Many analysts have put forward overarching explanations for ISIS’ success in radicalizing and recruiting fighters from sectarianism and jihadist ideology to unemployment and alienation. All Jihad is Local is the first analysis of the ISIS files to delve into the question of sub-national differences in recruitment and radicalization.

Join us at New America for a discussion of this new report and its implications for combating ISIS at the local level.

Follow the discussion online using #AllJihadisLocal and following @NewAmericaISP.

Participants:

Nate Rosenblatt
Author, All Jihad is Local

Chris Meserole
Pre-Doctoral Fellow, Brookings Institution
Author, The French Connection: Explaining Sunni militancy around the world

Moderator:

Nadia Oweidat
Smith Richardson Fellow, New America

Biographies:

Nate Rosenblatt is an independent Middle East/North Africa (MENA) consultant examining the social impact of urbanization in the region as a MSc/DPhil in Social Anthropology at Oxford University. He has lived, worked, and conducted field research in Turkey, Syria, Iraq, Lebanon, Morocco, Kuwait and the United Arab Emirates since graduating with an MA in Middle East Studies and International Economics from Johns Hopkins University School of Advanced International Studies (SAIS) and a BA in International Relations, also from Johns Hopkins.

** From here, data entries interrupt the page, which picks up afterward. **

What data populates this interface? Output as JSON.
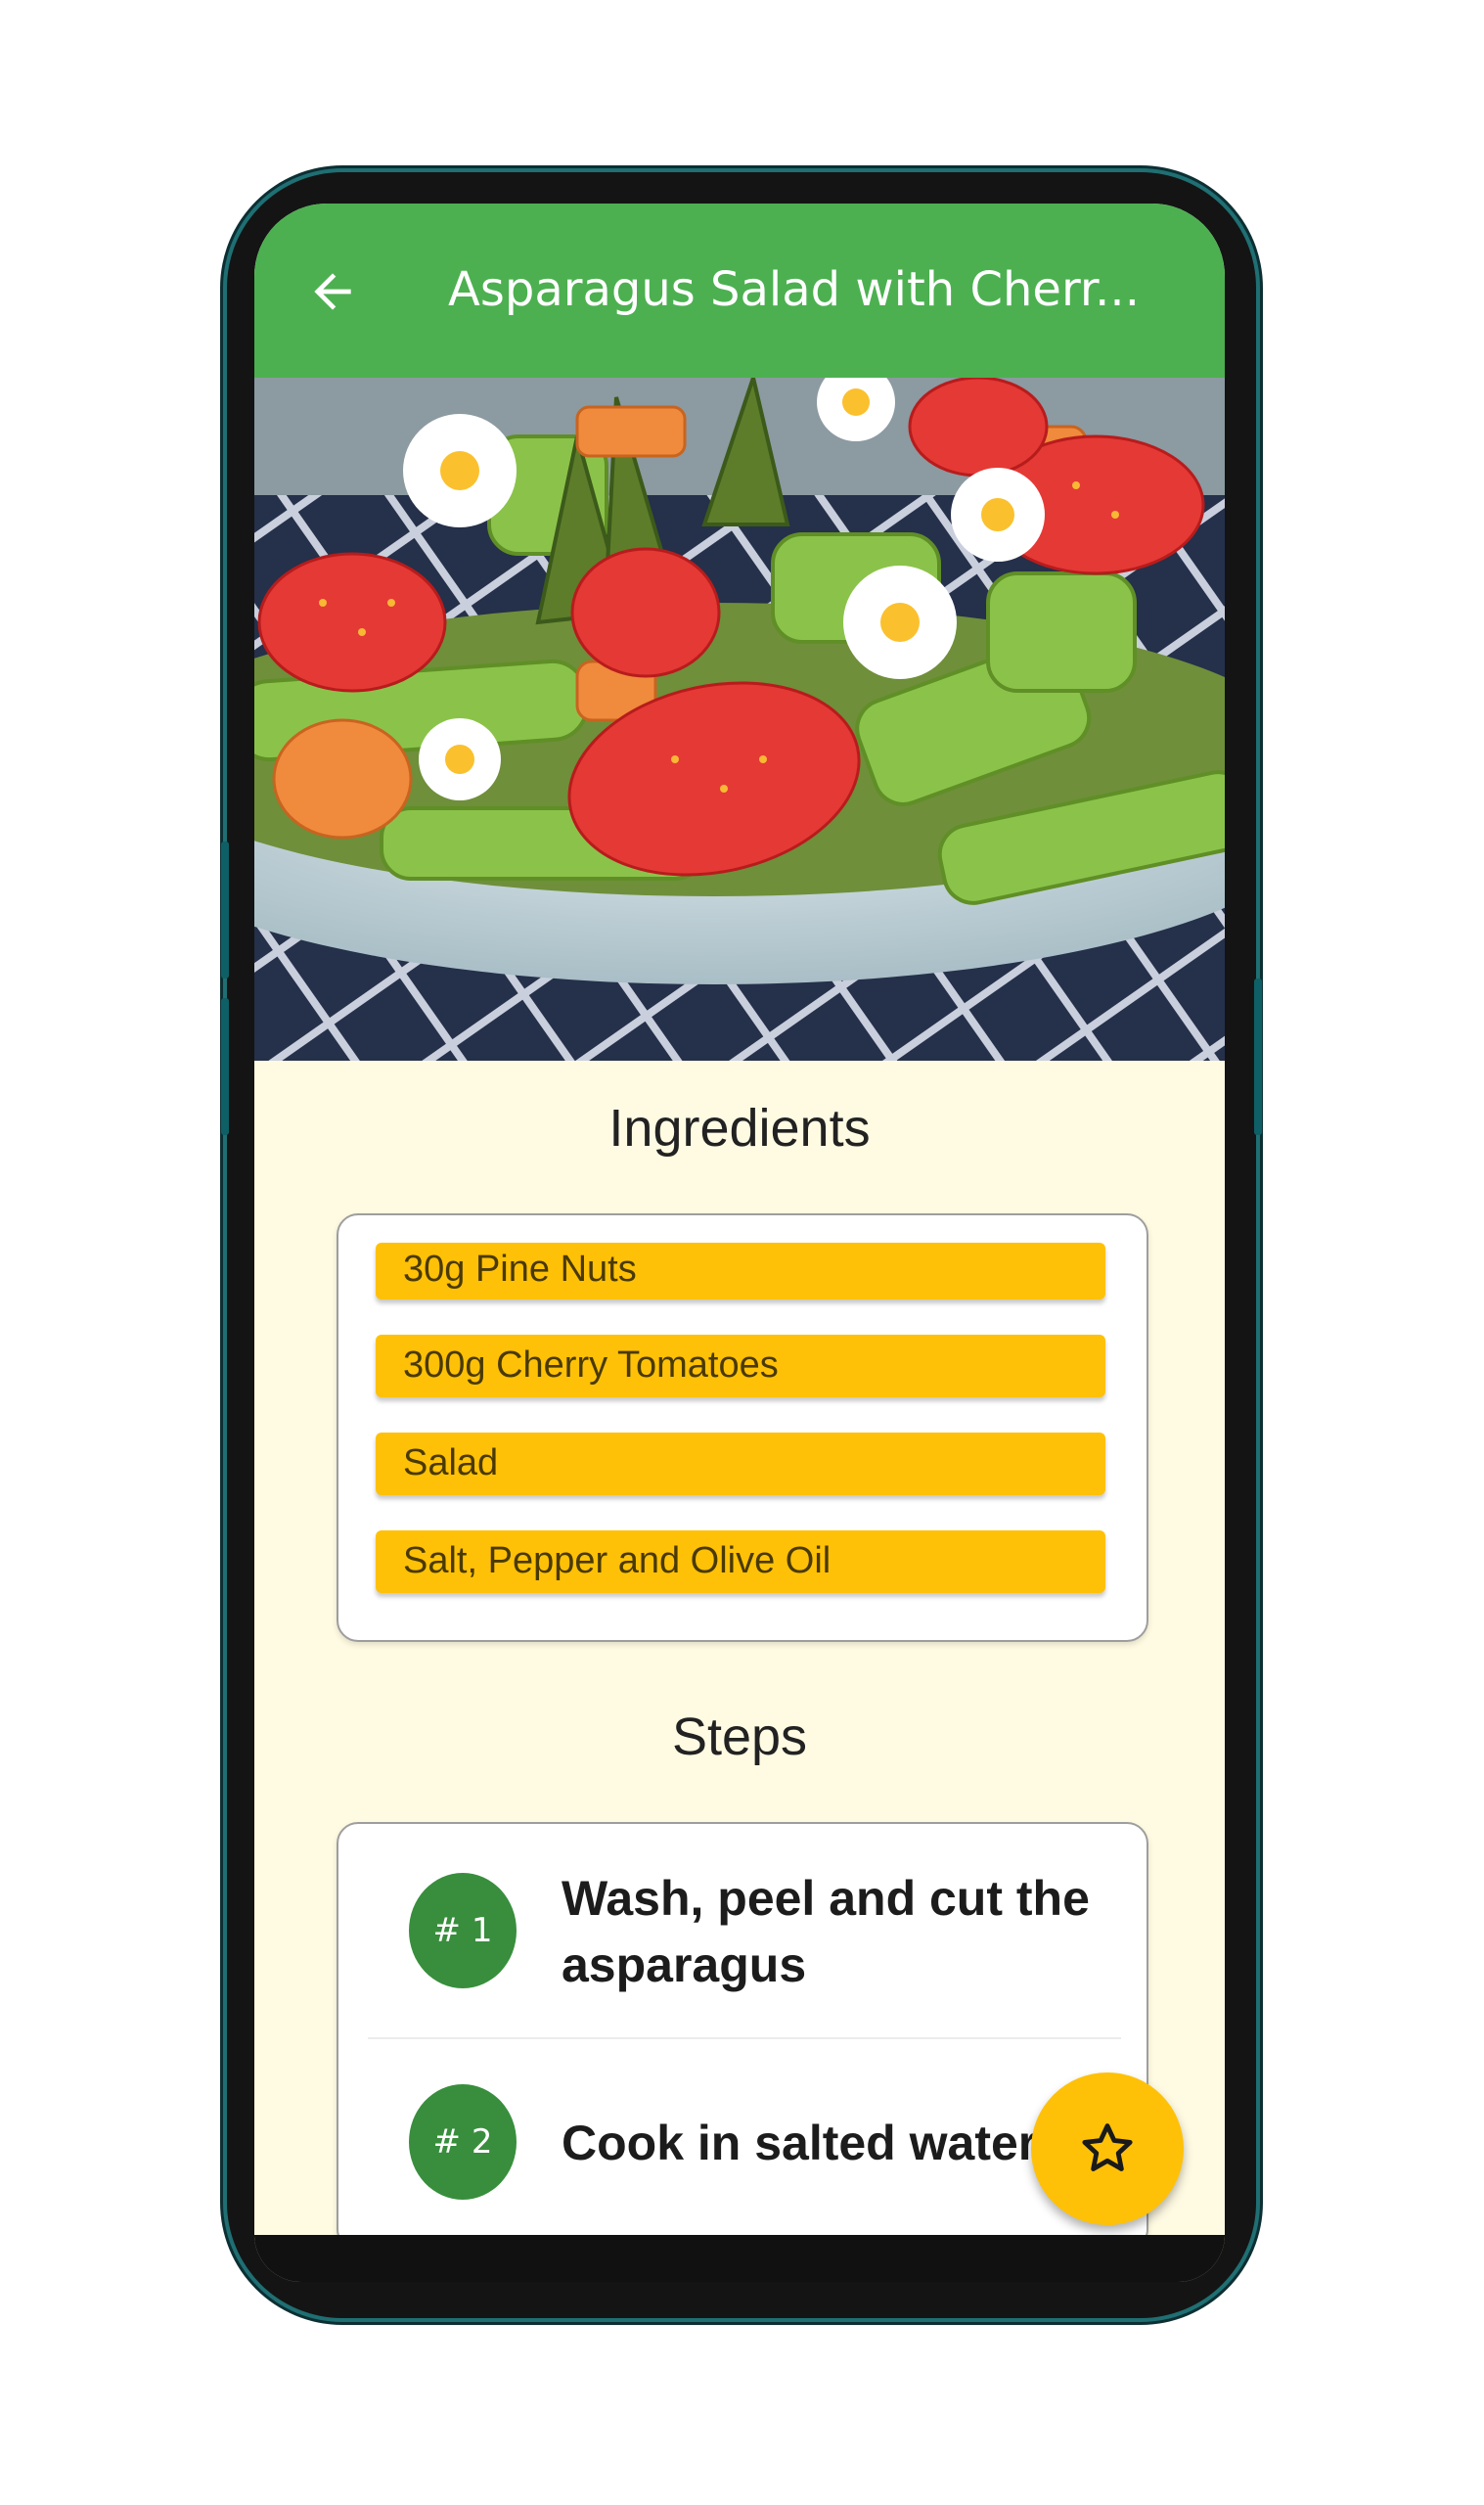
{
  "app_bar": {
    "title": "Asparagus Salad with Cherr...",
    "back_icon": "arrow-back-icon"
  },
  "hero": {
    "image_icon": "salad-photo"
  },
  "ingredients": {
    "heading": "Ingredients",
    "items": [
      "30g Pine Nuts",
      "300g Cherry Tomatoes",
      "Salad",
      "Salt, Pepper and Olive Oil"
    ]
  },
  "steps": {
    "heading": "Steps",
    "items": [
      {
        "number": "# 1",
        "text": "Wash, peel and cut the asparagus"
      },
      {
        "number": "# 2",
        "text": "Cook in salted water"
      }
    ]
  },
  "fab": {
    "icon": "star-outline-icon"
  },
  "colors": {
    "app_bar": "#4cb050",
    "background": "#fffbe3",
    "ingredient_chip": "#ffc107",
    "step_badge": "#388e3c",
    "fab": "#ffc107"
  }
}
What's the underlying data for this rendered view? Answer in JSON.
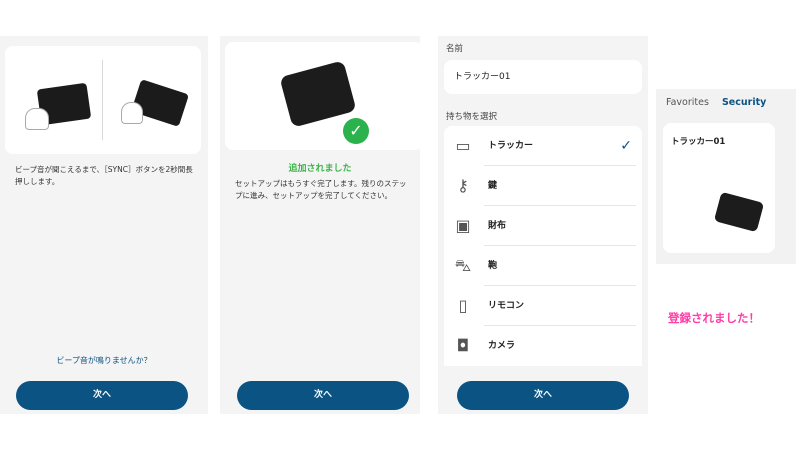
{
  "step1": {
    "instruction": "ビープ音が聞こえるまで、［SYNC］ボタンを2秒間長押しします。",
    "help_link": "ビープ音が鳴りませんか？",
    "next_label": "次へ"
  },
  "step2": {
    "success_title": "追加されました",
    "description": "セットアップはもうすぐ完了します。残りのステップに進み、セットアップを完了してください。",
    "next_label": "次へ"
  },
  "step3": {
    "name_label": "名前",
    "name_value": "トラッカー01",
    "select_label": "持ち物を選択",
    "items": [
      {
        "label": "トラッカー",
        "icon": "tracker-icon",
        "selected": true
      },
      {
        "label": "鍵",
        "icon": "key-icon",
        "selected": false
      },
      {
        "label": "財布",
        "icon": "wallet-icon",
        "selected": false
      },
      {
        "label": "鞄",
        "icon": "bag-icon",
        "selected": false
      },
      {
        "label": "リモコン",
        "icon": "remote-icon",
        "selected": false
      },
      {
        "label": "カメラ",
        "icon": "camera-icon",
        "selected": false
      }
    ],
    "next_label": "次へ"
  },
  "step4": {
    "tabs": [
      "Favorites",
      "Security"
    ],
    "active_tab": "Security",
    "device_name": "トラッカー01"
  },
  "caption": "登録されました！",
  "colors": {
    "primary": "#0b5383",
    "success": "#2bb24c",
    "caption": "#ff3ea5"
  }
}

Chris Meserole researches modern religious conflict and is a pre-doctoral fellow in Foreign Policy at the Brookings Institution. Chris graduated from Harvard with highest honors and has an M.Div. from Yale Divinity School, where he also completed Yale’s Middle Eastern Studies program. He has traveled extensively throughout the Middle East and sub-Saharan Africa, and contributed to the Huffington Post since its launch. Chris is currently completing a PhD in political science at the University of Maryland. His doctoral research uses statistics and archival work to explain the causes and consequences of religious conflict.

Dr. Nadia Oweidat is a Smith Richardson Fellow at New America. She holds a D.Phil. in Oriental Studies from the University of Oxford. Her dissertation focused on liberal Muslim intellectuals who attempt to bridge the gap between modern values such as secularism and women’s rights and Islam. Prior to her doctoral studies, Dr. Oweidat worked as a Research Associate at the RAND Corporation where she led several research projects. In 2007, she initiated and co-led a research effort to look into works by Arabic-speakers that counter violence and extremism, including fiction, non-fiction, cartoons and film that advance values of tolerance, pluralism and the ability to deal with ambiguity without violence.